Policja  RCMP w Albercie postawiła w czwartek 17 września zarzuty 20-letniemu mężczyźnie z Kolumbii Brytyjskiej za przekroczenie prędkości. Nie byłoby w tym nic niezwykłego, gdyby nie fakt, że kierowca spał za kierownicą swej elektrycznej Tesli.

Oba przednie siedzenia były całkowicie rozłożone i ludzie na nich zdawali się spać.

Samochód jechał ww trybie autopilota z prędkością ponad 140 km / h, powiedział CBC News sierżant Darrin Turnbull z RCMP.

PONIŻEJ KONTYNUACJA TEKSTU

„Nikt nie patrzył przez przednią szybę  – dodał Turnbull.

„Pracuję w policji od ponad 23 lat  i oniemiałem. Nigdy wcześniej nie widziałem czegoś takiego, ale oczywiście nie było takiej technologii”.

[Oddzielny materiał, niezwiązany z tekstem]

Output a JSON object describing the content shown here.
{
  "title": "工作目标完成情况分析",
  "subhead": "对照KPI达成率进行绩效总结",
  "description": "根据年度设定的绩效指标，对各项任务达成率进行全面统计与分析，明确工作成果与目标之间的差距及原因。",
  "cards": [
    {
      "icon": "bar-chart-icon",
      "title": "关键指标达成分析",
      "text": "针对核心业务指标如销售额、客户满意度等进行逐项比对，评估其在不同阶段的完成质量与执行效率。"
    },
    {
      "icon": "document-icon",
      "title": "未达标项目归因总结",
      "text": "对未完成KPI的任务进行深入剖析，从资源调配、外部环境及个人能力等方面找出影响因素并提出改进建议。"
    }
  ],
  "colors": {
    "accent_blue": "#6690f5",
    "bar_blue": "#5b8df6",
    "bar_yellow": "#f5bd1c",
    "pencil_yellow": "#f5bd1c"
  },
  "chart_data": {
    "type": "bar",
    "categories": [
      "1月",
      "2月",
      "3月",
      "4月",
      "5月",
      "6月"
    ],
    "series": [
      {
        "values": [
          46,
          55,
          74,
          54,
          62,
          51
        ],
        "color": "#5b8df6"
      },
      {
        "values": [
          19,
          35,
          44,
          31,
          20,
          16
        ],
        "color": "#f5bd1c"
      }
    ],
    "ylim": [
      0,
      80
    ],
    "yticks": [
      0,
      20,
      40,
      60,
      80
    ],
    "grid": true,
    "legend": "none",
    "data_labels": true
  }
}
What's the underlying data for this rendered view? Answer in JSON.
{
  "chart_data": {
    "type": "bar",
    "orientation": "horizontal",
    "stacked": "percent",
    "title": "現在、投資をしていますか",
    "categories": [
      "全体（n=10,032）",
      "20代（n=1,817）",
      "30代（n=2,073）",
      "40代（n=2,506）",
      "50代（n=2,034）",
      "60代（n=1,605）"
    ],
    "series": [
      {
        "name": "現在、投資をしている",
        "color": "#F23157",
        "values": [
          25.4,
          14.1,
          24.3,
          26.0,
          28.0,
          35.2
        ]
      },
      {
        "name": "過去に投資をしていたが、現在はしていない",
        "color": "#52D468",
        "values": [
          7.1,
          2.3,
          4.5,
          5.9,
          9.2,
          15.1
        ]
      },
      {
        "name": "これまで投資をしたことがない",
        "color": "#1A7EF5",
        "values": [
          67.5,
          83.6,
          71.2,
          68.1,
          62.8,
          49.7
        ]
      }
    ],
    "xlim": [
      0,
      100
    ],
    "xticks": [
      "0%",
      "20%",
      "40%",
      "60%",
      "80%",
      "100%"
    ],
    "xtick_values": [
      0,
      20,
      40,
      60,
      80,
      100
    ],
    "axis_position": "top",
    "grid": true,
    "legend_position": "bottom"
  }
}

„Uważamy, że pojazd działał w oparciu o system autopilota, który w rzeczywistości jest tylko zaawansowanym systemem bezpieczeństwa kierowcy, programem wspomagającym kierowcę. Nadal musi on kontrolować pojazd” – wyjaśnił Turnbull. „Ale oczywiście  na rynku wtórnym jest oprogramowanie, które może zmienić lub obejść system bezpieczeństwa samochodu”.

Po tym, jak ścigający wóz funkcjonariusz  włączył światła, Tesla automatycznie zaczęła przyspieszać do dokładnie 150 km/h.

RCMP oskarżyła kierowcę o przekroczenie prędkości i wydała 24-godzinne zawieszenie prawa jazdy za zmęczenie. Po dalszych konsultacjach z prokuraturą kierowca został oskarżony o brawurową jazdę – poinformowała policja.